Pops laughs to himself and shakes his head, leaning back, dwarfed by his chair. The bones of his jagged shoulders jump up through his blue polo as he shakes, chuckling.

I have a polaroid of him sitting on the same green sixty years ago, thirty years old and six foot two, smiling at the camera. Pops, a lifelong sailor, was the only one of his friends to come off the races without melanoma. He mainlined three pills of beta carotene a day and escaped without skin cancer, cheating death for the second time.


The first was when he fell off a tractor. 19, a Yale football player, James broke his back in sixteen places and never recovered. Tonight, he’s shorter than me, five foot one, with orange prescriptions lined up like Rockettes, his once mighty frame, a D1 athlete, shrinking by the day

from acute spinal stenosis. He used to throw javelin.


“I guess we did. But it was a beautiful boat. We drank a lot.” He laughs again, taking a sip of his third glass of red, more of a painkiller than a pathology.


“After the war...” He begins again.


Something propels me up from the lawn chair. I feel the beatific course through my bones and organs: the gift of youth and the sunset before me, the expanse of it all. I excuse myself and bound across the lawn down to the beachy edge of the Sound.


My feet want to climb and my heart wants to sing. Sing Davidic praises, proclaim a song that echoes from the teahouse, to the lifeguard chairs. I am overwhelmed by the beauty of the Present.


I walk through the green eelgrass. It rises to my thighs in a long white sundress. Under the loose cloth, I feel my muscles tense, the strength of my legs and the beating of my heart. The health that stirs in me, the vitality yelling to be heard. I begin to scale a black crag that runs along the water.

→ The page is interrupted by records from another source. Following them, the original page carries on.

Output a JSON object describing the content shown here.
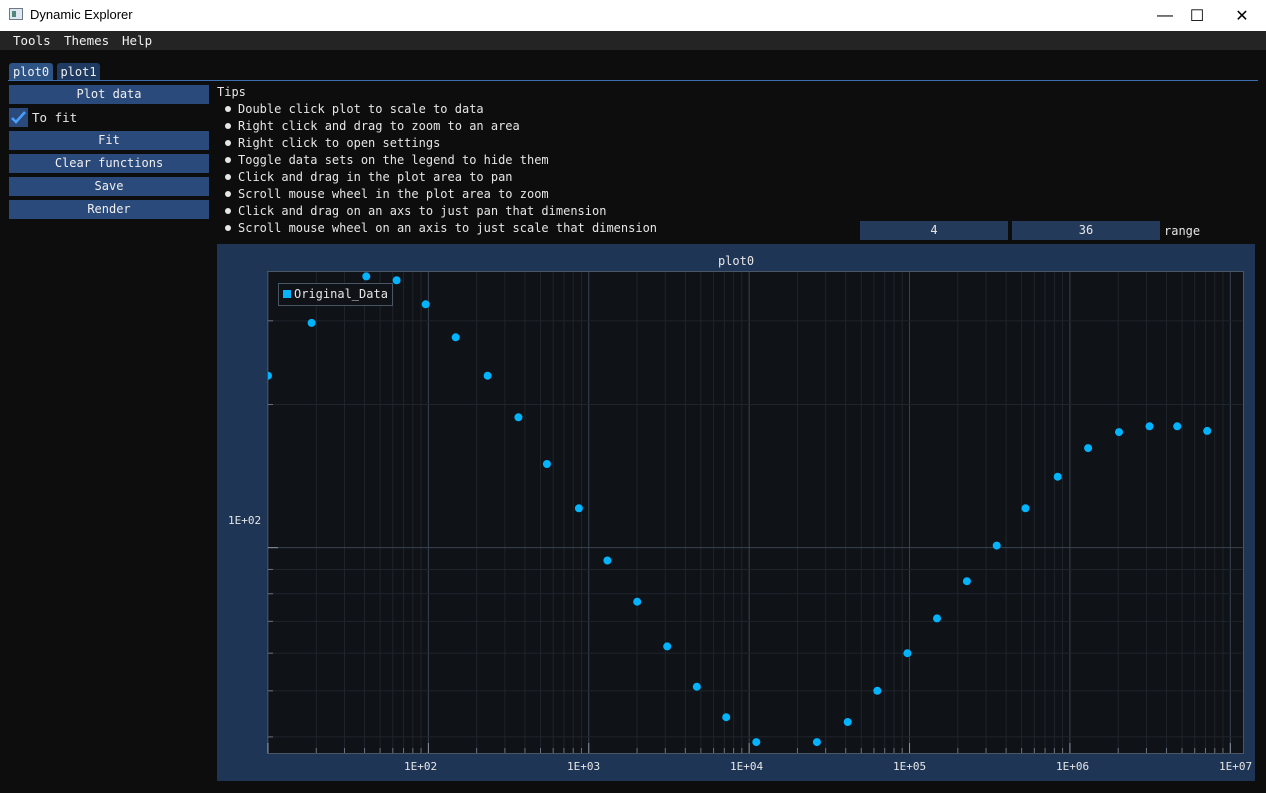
{
  "window": {
    "title": "Dynamic Explorer",
    "minimize": "—",
    "maximize": "☐",
    "close": "✕"
  },
  "menu": [
    "Tools",
    "Themes",
    "Help"
  ],
  "tabs": [
    "plot0",
    "plot1"
  ],
  "sidebar": {
    "plot_data": "Plot data",
    "to_fit_label": "To fit",
    "to_fit_checked": true,
    "fit": "Fit",
    "clear_functions": "Clear functions",
    "save": "Save",
    "render": "Render"
  },
  "tips": {
    "title": "Tips",
    "items": [
      "Double click plot to scale to data",
      "Right click and drag to zoom to an area",
      "Right click to open settings",
      "Toggle data sets on the legend to hide them",
      "Click and drag in the plot area to pan",
      "Scroll mouse wheel in the plot area to zoom",
      "Click and drag on an axs to just pan that dimension",
      "Scroll mouse wheel on an axis to just scale that dimension"
    ]
  },
  "range": {
    "min": "4",
    "max": "36",
    "label": "range"
  },
  "colors": {
    "accent": "#2d5385",
    "point": "#00b4ff",
    "frame": "#1f3556"
  },
  "chart_data": {
    "type": "scatter",
    "title": "plot0",
    "xscale": "log",
    "yscale": "log",
    "xlim": [
      10,
      12000000
    ],
    "ylim": [
      37,
      380
    ],
    "x_ticks": [
      "1E+02",
      "1E+03",
      "1E+04",
      "1E+05",
      "1E+06",
      "1E+07"
    ],
    "y_ticks": [
      "1E+02"
    ],
    "legend": "top-left",
    "series": [
      {
        "name": "Original_Data",
        "points": [
          [
            10,
            230
          ],
          [
            18.7,
            297
          ],
          [
            41,
            372
          ],
          [
            63.4,
            365
          ],
          [
            96.2,
            325
          ],
          [
            148,
            277
          ],
          [
            234,
            230
          ],
          [
            364,
            188
          ],
          [
            548,
            150
          ],
          [
            868,
            121
          ],
          [
            1306,
            94
          ],
          [
            2004,
            77
          ],
          [
            3085,
            62
          ],
          [
            4714,
            51
          ],
          [
            7197,
            44
          ],
          [
            11088,
            39
          ],
          [
            26437,
            39
          ],
          [
            41180,
            43
          ],
          [
            62990,
            50
          ],
          [
            97050,
            60
          ],
          [
            148300,
            71
          ],
          [
            227900,
            85
          ],
          [
            349500,
            101
          ],
          [
            528800,
            121
          ],
          [
            839600,
            141
          ],
          [
            1298000,
            162
          ],
          [
            2023000,
            175
          ],
          [
            3133000,
            180
          ],
          [
            4667000,
            180
          ],
          [
            7174000,
            176
          ]
        ]
      }
    ]
  }
}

I stand at the top of the rocks for minutes, looking out onto the bay, before I realize my feet are bleeding, red and bright onto the stone. I smile to myself and steadily descend, wincing, with my hands spread out like an eagle for balance. I run barefoot across the sand. When I return to the lawn chair, they’ve lowered the flag and Pops is staring at the empty pole. Mom has gone to fetch us drinks.


Tears stream down his face, running saltwater in freefall down the depths of his leathery cheeks. I’m concerned for him in the same way my mother is concerned during a government shutdown – when an institution shows weakness.

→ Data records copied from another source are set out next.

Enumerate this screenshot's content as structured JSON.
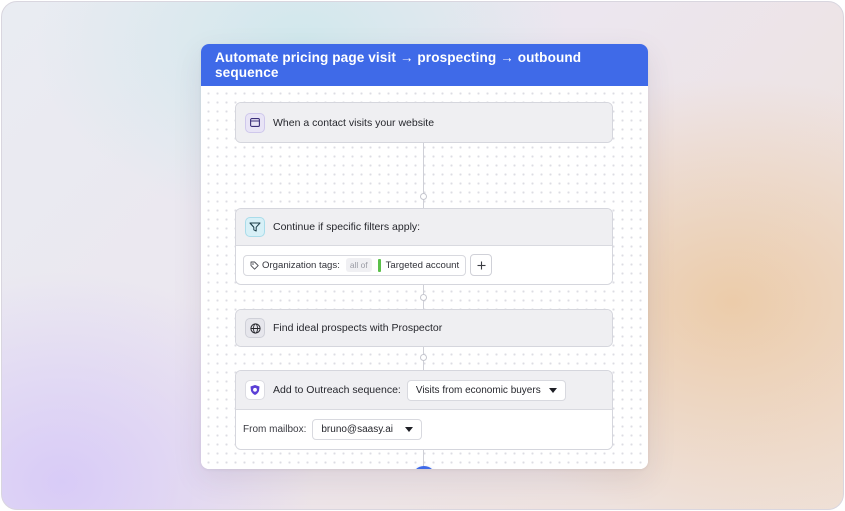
{
  "workflow": {
    "title": "Automate pricing page visit → prospecting → outbound sequence"
  },
  "steps": {
    "trigger": {
      "label": "When a contact visits your website",
      "icon": "browser-window-icon"
    },
    "filter": {
      "label": "Continue if specific filters apply:",
      "icon": "filter-funnel-icon",
      "tag_label": "Organization tags:",
      "match_mode": "all of",
      "tag_value": "Targeted account",
      "tag_color": "#5bc04a"
    },
    "prospector": {
      "label": "Find ideal prospects with Prospector",
      "icon": "globe-icon"
    },
    "outreach": {
      "label": "Add to Outreach sequence:",
      "icon": "outreach-logo-icon",
      "sequence_value": "Visits from economic buyers",
      "mailbox_label": "From mailbox:",
      "mailbox_value": "bruno@saasy.ai"
    }
  },
  "add_step": {
    "icon": "plus-icon"
  },
  "colors": {
    "accent": "#3f6ae8",
    "tag_green": "#5bc04a",
    "outreach_purple": "#5b3fd6"
  }
}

Of course, Pops showed it sometimes. In his frailty, in the daily sound of his cane falling on hardwood, in his medications piled throughout his bedroom and his books on preventing Alzheimers. But even crippled as he was, by grief and bodily contortion, my mom said hugging him was like hugging an oak tree.

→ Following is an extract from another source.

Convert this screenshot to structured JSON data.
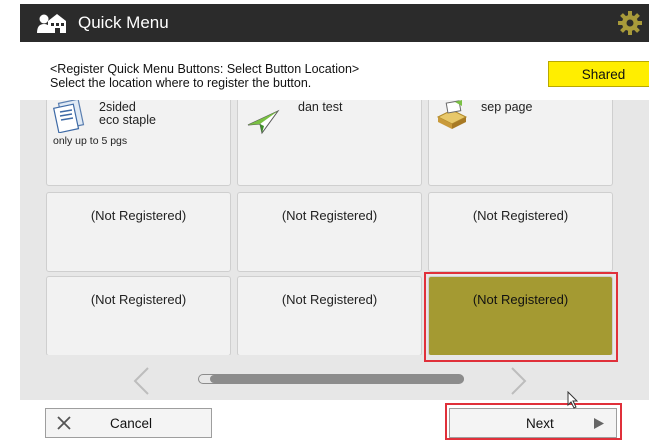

I crouch by his chair and grab his wrinkled hand. He looks down at me with pink eyes, and then back up to the water.


“What’s wrong?”


He doesn’t respond for a while, looking off into the evening. He wipes his nose and eyes with a handkerchief from his pocket.


He answers: “Memories.”


I take his arm, help him up, and we walk to the car.


As we stumble at tortoise pace towards the parking lot, I see his answer everywhere. Shadows in boat shoes, friends of long ago attended funerals, wave goodbye to the two of us, who hobble. Yachts of more translucent whites drift across the marina, in a minute sunk and gone. I hear a Yaleman, with a living son and a living Catherine, sing shanties across the harbor, six foot two and strong, a black silhouette in a setting sun that was there then too. At the home we share, in a bathroom filled with nautical watercolors, my grandfather, almost ninety, the sailor who can’t sail anymore, bandages my feet.